A few weeks ago I was looking for an ESR meter to build and ran across this thread. Thank you szmeu! I have built this up and it works very well.
I just wanted to share some observations. First, the hardware is a great circuit, simple and effective. Thanks again. And the circuit is very tolerant of the non-polarized capacitor value (47microFarad in the original). I used a 10micro I had and it works fine.
Second, you are correct that the pulse is not from a current source and what you want is to calculate as a voltage divider. (BTW, the original code will get you close enough to serve the purpose, especially at low values of ESR.)
Let's say that Vin is your source voltage (near 5V here), Vout is the value between the two resistors (you measure that at AIN0), Rs is the upper resistance (the 100 Ohm resister) and the lower resistance, the ESR, we'll call Rm. The formula is given as follows.
Rm = Rs / ((Vin/Vout) - 1)
It is important to not mix units, so here is an example. Say your AIN0 measurement, 'milliVolts' variable in the code, is 20. So, Vout is 20mV. Using the value of 5V for the source voltage, Vin, we need to express that in millVolts because that's the unit we're using for Vout. So, Vin is 5000mV. Rs is 100 Ohms so the result will be in Ohms.
Rm (in Ohms) = 100 / ((5000/20)-1) = 100 / 249 = 0.402 Ohms
To get milliOhms, multiply times 1000 or 402 milliOhms!
Here is my re-write of the ESR calc routine. This combines the oversample routine with some things were outside in the original code. A couple of lines are re-ordered.
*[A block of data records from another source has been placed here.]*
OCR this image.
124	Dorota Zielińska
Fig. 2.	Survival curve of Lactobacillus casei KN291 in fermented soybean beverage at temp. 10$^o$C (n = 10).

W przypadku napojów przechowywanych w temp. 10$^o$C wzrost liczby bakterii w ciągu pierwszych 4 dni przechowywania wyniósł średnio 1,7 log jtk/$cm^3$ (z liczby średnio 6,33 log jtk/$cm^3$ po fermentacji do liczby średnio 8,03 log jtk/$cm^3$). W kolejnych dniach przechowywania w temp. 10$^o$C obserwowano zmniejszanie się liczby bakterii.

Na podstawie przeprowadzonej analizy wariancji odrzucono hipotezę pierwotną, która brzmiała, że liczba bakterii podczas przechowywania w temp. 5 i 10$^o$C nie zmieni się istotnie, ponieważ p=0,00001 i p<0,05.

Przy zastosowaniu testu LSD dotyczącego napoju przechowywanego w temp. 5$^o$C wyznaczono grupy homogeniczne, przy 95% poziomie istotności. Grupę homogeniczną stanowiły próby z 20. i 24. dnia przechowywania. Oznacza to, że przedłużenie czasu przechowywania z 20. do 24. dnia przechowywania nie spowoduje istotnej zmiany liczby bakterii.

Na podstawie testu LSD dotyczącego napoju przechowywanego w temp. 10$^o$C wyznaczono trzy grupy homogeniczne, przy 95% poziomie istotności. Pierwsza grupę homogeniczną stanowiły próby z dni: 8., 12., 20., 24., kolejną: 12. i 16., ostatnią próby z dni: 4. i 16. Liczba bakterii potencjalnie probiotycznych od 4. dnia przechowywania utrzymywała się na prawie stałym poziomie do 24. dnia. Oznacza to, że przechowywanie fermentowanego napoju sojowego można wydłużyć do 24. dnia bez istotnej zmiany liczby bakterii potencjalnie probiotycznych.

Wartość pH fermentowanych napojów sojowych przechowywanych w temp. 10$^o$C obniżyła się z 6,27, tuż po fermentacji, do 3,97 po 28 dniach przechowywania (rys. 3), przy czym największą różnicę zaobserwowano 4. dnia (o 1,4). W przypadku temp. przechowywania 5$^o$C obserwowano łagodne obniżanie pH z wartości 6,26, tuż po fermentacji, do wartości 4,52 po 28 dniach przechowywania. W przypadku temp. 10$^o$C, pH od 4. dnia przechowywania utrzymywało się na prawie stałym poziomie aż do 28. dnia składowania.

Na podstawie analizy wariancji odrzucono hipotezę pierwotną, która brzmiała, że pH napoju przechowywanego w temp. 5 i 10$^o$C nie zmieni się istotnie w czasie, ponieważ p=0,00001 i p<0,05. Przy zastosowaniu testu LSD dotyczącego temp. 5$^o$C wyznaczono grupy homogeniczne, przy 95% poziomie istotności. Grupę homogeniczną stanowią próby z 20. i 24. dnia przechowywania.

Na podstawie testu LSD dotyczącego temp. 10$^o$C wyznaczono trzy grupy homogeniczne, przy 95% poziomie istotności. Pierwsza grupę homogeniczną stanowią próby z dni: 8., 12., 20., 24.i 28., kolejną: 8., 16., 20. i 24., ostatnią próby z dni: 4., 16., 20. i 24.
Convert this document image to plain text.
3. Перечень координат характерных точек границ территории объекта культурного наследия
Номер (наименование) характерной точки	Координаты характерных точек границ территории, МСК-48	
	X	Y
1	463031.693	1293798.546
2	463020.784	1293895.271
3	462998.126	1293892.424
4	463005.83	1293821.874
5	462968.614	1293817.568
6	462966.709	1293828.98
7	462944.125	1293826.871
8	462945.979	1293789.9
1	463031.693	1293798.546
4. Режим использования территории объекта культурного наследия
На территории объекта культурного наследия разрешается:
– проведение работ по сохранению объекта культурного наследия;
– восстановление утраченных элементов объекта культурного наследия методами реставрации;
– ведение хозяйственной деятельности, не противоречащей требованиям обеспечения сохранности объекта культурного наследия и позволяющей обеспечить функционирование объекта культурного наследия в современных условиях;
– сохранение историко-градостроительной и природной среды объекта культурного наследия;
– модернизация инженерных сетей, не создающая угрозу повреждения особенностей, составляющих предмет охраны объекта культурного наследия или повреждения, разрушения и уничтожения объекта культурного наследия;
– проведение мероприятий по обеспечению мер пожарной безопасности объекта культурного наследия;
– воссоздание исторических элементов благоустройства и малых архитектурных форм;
The big calculation difference is at the end.
// ESR calculation routine
// discharge, start a current pulse, measure the voltage at the ESR_PIN, stop the pulse
// repeat 4096 times and average the results ('oversampling and decimation')
// refer to Atmel Application Note AVR121: 'Enhancing ADC resolution by oversampling'
unsigned long accumulator = 0;
unsigned int sample = 0;
int i = 0;
// oversampling 4096 times (for 16 bit is 4^(desiredResolution - ADCresolution))
while ( i++ < 4096 )
digitalWrite( DISCHARGE_PIN, HIGH ); // discharge the capacitors
delayMicroseconds( 600 ); // discharge wait time
digitalWrite( DISCHARGE_PIN, LOW ); // disable discharging
cli(); // disable interrupts for the pulse measure
digitalWrite( PulsePin, PulseActive ); // start current pulse
delayMicroseconds( 1 );
// on the scope it appears that after enabling the pulse
// a small delay is needed for oscillations to fade away
sample = analogRead( ESR_PIN ); // read ADC value
sei(); // measured, enable interrupts
digitalWrite( PulsePin, ! PulseActive ); // stop current pulse
accumulator += sample; // accumulate
// sampling is done
esrSamples = accumulator >> 6; // decimate the accumulated result
// calculate voltage on AIN0 pin...
milliVolts = (esrSamples * vRef) / 65.536;
// calculate ESR in milliOhms...
double Rm = Rs / ((Vin / milliVolts) - 1); // Rm is in Ohms
return Rm * 1000; // milliOhms
This now consistently measures my 0.1 Ohm and 1 Ohm precision resistors within about 2%. And a 4.7 Ohm resistor reads 4.68. Super!
BTW, I used all those extra pins on the Arduino to drive a 3-digit, 7-segment display. (That's why the code above has interrupt disable/enable calls to protect the pulse measure from the display multiplex interrupts.)